Here is that Harbor Freight super cheap airbrush mist coolant system...







I just use a dial indicator holder to keep it in place. I use water soluble cutting fluid from Napa in it. It comes with a little glass jar for paints but thats no good for mill work so some clear tube was added to the end of a plastic syringe housing which was just the right size for the 1/4" tube. It actually works really well, and the amount of coolant is adjustable via the airbrush.

And here is a few more pictures of my light...





It attaches to the spindle by super fancy velcro so I can take it off easily if I ever want to. I also wired a simple toggle switch.

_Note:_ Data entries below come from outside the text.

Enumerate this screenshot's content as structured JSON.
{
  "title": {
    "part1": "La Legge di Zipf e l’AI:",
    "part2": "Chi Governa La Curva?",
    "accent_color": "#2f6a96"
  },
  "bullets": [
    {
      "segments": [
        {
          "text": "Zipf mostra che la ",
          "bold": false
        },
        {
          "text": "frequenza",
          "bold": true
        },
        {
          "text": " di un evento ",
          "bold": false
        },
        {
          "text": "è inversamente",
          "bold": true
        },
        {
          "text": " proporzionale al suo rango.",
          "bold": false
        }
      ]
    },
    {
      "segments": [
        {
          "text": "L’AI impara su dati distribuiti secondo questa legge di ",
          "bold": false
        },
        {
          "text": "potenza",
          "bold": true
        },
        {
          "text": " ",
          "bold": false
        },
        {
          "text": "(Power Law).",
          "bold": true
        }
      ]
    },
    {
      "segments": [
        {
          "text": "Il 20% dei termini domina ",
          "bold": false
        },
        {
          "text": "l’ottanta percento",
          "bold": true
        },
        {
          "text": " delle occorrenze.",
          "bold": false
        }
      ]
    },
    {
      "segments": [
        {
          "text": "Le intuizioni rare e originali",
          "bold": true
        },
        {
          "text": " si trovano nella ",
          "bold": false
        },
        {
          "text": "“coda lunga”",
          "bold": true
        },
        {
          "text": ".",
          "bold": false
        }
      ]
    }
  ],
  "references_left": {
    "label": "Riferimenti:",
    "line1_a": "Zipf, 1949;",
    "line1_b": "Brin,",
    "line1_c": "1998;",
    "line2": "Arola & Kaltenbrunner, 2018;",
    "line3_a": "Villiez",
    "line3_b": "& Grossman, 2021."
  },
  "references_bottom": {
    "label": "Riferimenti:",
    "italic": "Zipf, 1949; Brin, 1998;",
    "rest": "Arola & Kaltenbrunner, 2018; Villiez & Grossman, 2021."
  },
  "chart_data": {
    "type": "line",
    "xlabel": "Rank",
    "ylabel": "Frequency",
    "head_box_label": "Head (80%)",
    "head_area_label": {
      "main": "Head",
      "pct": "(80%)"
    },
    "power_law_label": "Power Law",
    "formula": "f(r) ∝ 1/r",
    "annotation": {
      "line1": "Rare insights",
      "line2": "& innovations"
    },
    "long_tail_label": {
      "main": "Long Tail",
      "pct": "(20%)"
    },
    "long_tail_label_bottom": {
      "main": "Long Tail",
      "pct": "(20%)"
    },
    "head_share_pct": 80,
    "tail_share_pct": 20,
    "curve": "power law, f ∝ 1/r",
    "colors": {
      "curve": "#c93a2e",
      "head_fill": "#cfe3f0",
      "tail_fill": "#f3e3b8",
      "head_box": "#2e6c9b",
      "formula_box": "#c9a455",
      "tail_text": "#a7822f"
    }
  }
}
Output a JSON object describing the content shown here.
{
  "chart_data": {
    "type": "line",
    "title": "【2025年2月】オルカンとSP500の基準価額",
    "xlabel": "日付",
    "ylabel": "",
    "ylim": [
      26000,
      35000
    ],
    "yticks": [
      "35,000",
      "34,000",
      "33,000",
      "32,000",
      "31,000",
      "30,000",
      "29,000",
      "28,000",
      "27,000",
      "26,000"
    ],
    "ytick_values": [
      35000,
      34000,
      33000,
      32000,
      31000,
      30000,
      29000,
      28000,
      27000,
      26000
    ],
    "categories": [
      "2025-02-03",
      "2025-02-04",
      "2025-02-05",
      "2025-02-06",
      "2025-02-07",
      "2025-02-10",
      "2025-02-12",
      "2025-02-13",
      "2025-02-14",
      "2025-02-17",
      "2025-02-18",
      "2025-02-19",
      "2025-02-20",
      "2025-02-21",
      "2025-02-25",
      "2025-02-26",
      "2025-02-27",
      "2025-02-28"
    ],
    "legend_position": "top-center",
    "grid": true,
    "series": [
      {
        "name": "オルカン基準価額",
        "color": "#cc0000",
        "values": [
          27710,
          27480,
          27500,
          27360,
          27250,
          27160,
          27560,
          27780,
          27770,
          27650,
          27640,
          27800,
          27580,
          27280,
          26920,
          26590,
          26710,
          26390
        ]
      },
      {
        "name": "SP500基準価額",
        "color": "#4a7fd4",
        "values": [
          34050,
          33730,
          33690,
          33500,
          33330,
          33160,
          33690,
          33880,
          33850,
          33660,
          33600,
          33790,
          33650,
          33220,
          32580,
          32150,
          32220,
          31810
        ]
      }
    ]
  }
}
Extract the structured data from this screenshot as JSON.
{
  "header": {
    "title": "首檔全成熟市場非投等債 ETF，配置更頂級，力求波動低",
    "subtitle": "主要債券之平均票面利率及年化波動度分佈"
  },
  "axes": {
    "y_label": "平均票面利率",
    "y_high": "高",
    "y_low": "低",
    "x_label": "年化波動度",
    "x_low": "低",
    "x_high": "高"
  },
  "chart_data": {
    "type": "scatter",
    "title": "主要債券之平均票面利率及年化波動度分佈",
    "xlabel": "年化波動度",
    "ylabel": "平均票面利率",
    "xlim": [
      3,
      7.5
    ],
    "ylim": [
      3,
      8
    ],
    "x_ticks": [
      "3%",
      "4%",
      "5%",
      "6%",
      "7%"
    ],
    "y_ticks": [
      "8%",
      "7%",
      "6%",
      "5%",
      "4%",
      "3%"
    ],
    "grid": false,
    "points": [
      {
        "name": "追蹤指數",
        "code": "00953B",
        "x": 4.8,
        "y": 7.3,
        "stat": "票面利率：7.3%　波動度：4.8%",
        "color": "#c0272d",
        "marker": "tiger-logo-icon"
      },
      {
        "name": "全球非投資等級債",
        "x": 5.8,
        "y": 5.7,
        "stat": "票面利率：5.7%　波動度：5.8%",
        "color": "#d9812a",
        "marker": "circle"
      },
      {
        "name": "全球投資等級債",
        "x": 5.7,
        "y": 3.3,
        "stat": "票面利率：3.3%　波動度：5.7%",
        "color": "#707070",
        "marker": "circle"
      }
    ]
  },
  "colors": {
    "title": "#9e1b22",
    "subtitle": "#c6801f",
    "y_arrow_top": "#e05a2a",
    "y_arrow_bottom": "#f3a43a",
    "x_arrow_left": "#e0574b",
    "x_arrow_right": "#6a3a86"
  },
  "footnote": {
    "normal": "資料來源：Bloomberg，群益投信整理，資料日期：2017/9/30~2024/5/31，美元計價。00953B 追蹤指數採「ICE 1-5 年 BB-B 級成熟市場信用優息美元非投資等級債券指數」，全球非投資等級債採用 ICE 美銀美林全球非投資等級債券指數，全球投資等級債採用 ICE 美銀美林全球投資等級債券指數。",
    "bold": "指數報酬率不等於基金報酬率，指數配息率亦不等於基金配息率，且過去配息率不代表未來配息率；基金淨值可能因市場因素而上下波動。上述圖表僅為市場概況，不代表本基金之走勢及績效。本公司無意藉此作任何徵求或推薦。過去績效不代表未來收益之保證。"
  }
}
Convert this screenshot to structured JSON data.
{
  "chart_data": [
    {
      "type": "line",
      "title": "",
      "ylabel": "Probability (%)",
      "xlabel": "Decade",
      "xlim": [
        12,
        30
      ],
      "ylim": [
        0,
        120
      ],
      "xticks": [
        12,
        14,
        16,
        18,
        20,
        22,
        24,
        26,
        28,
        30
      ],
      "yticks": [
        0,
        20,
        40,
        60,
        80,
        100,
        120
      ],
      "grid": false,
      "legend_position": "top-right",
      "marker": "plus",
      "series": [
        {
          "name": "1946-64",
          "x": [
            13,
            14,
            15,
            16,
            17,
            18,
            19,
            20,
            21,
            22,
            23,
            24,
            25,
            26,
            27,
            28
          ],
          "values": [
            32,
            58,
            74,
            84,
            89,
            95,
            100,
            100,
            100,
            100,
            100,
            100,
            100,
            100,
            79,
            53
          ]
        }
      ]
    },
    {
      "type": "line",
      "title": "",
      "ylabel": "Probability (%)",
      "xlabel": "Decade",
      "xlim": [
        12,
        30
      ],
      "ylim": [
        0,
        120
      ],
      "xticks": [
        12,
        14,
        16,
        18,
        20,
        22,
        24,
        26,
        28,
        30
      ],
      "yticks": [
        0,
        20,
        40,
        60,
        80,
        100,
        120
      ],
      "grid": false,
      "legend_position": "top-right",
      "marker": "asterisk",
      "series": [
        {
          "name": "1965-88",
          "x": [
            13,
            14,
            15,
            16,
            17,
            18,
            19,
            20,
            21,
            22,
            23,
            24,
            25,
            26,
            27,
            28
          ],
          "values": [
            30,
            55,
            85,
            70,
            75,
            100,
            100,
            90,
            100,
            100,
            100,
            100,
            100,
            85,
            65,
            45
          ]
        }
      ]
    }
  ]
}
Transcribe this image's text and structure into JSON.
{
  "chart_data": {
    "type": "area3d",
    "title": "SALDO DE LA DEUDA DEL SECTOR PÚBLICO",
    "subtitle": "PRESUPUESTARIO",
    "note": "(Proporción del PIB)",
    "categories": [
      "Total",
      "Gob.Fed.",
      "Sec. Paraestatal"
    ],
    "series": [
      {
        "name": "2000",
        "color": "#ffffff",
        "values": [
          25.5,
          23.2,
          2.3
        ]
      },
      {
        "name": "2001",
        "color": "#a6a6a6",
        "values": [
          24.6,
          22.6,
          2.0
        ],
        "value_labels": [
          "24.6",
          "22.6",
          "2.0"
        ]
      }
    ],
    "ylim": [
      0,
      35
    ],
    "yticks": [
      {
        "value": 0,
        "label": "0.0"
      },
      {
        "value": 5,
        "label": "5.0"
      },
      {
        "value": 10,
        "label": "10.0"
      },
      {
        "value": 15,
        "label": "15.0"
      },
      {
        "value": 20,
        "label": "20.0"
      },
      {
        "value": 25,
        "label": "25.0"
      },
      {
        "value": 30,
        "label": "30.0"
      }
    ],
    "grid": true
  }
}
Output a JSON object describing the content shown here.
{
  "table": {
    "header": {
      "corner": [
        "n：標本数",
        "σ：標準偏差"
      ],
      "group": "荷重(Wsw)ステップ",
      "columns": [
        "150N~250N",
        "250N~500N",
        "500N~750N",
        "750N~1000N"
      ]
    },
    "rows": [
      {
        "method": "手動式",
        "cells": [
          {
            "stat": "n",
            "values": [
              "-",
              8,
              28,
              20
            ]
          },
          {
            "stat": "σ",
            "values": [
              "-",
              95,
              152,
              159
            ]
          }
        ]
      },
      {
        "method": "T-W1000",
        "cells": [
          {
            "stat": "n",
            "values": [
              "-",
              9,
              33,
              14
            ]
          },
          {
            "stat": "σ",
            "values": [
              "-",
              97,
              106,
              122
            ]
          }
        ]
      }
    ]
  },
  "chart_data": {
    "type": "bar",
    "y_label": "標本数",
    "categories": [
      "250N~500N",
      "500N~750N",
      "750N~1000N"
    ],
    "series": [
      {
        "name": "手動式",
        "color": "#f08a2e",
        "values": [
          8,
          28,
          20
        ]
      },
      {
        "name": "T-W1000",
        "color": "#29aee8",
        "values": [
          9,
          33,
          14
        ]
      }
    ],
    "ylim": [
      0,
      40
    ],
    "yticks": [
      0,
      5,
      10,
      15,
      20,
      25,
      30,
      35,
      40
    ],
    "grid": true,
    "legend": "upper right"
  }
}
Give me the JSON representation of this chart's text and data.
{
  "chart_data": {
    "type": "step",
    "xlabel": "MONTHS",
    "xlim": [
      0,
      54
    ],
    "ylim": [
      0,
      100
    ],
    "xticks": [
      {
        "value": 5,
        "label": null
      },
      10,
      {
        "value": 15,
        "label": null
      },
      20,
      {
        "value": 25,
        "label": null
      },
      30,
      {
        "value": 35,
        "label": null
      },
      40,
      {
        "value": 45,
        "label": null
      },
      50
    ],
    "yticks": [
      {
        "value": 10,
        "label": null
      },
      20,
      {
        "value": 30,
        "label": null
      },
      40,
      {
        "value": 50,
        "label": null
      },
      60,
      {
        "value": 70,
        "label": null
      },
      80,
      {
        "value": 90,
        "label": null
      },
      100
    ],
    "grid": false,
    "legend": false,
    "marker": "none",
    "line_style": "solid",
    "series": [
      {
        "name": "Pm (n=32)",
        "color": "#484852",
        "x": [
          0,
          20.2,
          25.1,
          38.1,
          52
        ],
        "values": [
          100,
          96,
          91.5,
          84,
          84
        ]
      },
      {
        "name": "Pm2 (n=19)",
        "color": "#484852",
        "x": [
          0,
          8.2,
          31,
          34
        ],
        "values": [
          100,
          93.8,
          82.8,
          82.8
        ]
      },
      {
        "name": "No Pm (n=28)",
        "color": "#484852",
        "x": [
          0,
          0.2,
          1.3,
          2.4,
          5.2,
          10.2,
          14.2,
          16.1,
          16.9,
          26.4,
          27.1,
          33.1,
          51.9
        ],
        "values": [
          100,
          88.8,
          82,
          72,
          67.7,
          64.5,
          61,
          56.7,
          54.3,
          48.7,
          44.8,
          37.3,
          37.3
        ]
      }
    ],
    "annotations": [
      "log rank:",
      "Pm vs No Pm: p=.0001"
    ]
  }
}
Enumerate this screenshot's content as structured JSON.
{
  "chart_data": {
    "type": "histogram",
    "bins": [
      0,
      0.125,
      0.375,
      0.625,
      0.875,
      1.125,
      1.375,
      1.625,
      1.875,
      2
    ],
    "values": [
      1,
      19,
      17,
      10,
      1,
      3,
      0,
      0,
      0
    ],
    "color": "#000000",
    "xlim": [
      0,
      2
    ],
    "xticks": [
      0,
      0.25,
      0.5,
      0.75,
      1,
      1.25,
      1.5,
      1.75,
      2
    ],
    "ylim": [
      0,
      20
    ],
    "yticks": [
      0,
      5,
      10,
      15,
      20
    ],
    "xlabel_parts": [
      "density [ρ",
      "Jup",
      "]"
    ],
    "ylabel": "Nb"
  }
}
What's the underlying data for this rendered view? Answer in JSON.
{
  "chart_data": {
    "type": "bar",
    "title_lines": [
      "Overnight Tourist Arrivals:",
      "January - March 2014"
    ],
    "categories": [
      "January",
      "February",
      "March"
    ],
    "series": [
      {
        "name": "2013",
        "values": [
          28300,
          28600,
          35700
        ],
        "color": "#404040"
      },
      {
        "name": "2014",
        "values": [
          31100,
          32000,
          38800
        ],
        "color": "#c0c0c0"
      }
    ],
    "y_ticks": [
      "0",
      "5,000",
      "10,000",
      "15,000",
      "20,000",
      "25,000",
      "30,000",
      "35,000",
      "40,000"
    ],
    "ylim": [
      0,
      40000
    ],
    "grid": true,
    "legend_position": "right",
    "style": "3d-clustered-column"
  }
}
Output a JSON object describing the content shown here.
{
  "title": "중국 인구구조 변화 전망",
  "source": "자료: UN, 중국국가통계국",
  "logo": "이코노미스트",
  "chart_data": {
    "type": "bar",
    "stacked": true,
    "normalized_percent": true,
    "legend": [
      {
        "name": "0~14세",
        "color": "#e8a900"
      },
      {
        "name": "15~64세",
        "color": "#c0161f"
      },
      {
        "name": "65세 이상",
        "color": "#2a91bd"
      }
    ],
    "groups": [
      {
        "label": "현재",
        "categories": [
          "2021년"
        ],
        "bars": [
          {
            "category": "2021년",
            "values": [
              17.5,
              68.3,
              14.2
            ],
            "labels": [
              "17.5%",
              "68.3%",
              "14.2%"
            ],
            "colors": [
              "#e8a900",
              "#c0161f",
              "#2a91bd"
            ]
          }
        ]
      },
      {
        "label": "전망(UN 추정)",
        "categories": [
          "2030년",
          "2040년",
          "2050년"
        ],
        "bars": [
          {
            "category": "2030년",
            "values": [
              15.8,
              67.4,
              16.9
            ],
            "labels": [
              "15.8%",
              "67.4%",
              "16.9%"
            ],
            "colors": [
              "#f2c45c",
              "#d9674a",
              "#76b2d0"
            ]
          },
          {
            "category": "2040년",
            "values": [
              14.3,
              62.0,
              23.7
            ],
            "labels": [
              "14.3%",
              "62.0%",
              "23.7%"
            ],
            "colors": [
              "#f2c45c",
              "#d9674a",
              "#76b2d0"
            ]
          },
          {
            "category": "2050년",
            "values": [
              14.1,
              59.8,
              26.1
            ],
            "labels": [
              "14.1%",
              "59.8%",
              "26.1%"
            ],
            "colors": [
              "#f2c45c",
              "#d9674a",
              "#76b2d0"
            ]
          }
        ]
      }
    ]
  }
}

I think both of these cost me less that $20 in total so I would definitely suggest them to anyone with a mill!


----------



## Ray C (Apr 4, 2014)

Here's the first sentence from a client who just purchased/received a PM932 mill.  He's an experienced woodworker and now getting into metal work...  This says it all...


Hi Ray,Made my first chips tonight!  Nothing broke and I still have all of my fingers so I'll call it a success!  Everything worked great and I am very impressed with this mill.  It is strong, quiet and accurate, very nice!!  I feel very slow and awkward but I am taking my time and I think I'll get the hang of it soon.


.............
Ray


----------



## dave2176 (Apr 4, 2014)

zmotorsports said:


> Matt special orders his with a few upgrades such as P7 bearings for one.
> Mike.



On the ABEC vs ISO scales a P5 is the equivalent of ABEC 5. P6 is ABEC 3, P4 is ABEC 7, ABEC 1 is ISO Normal. There isn't actually a P7 though that isn't really important since the ABEC scale and its ISO counterpart are only about TIR. The difference between ABEC 5 and ABEC 7 is .000040 or 40 millionths. Hardly an issue when the collets many of us use have TIR of .0006". I think the statement from Go Bearings, a bearing engineer resource site states it best here:

"ABEC and ISO standards do not cover: radial play, raceway curvature, surface finish, material, ball complement, number, size or precision level, retainer type, lubrication, torque, cleanliness at assembly, packaging and other factors that may be essential to the desired bearing performance."

The important thing when talking bearings is what Matt states on his website. He sources high precision bearings from reputable sources such as NSK, FAG and Nachi.

FWIW, I own the Grizzly 0755 and it is an excellent machine, power X, Z motor to raise/lower the head. I would also buy the PM932 without hesitation. With the 15% off through today at Enco with free shipping I would even buy that one.

Congratulations on your mill 1962guy. You'll love it!
Dave


----------



## Morgan RedHawk (Apr 4, 2014)

James,
That airbrush mister is a great idea.  I am going to make one, too!  Thank you for posting the pics and info!  :thumbzup:

Morgan


----------



## Plas62 (Apr 4, 2014)

Nice setup, I'm going to have to order one of those ring lights for my PM932.


----------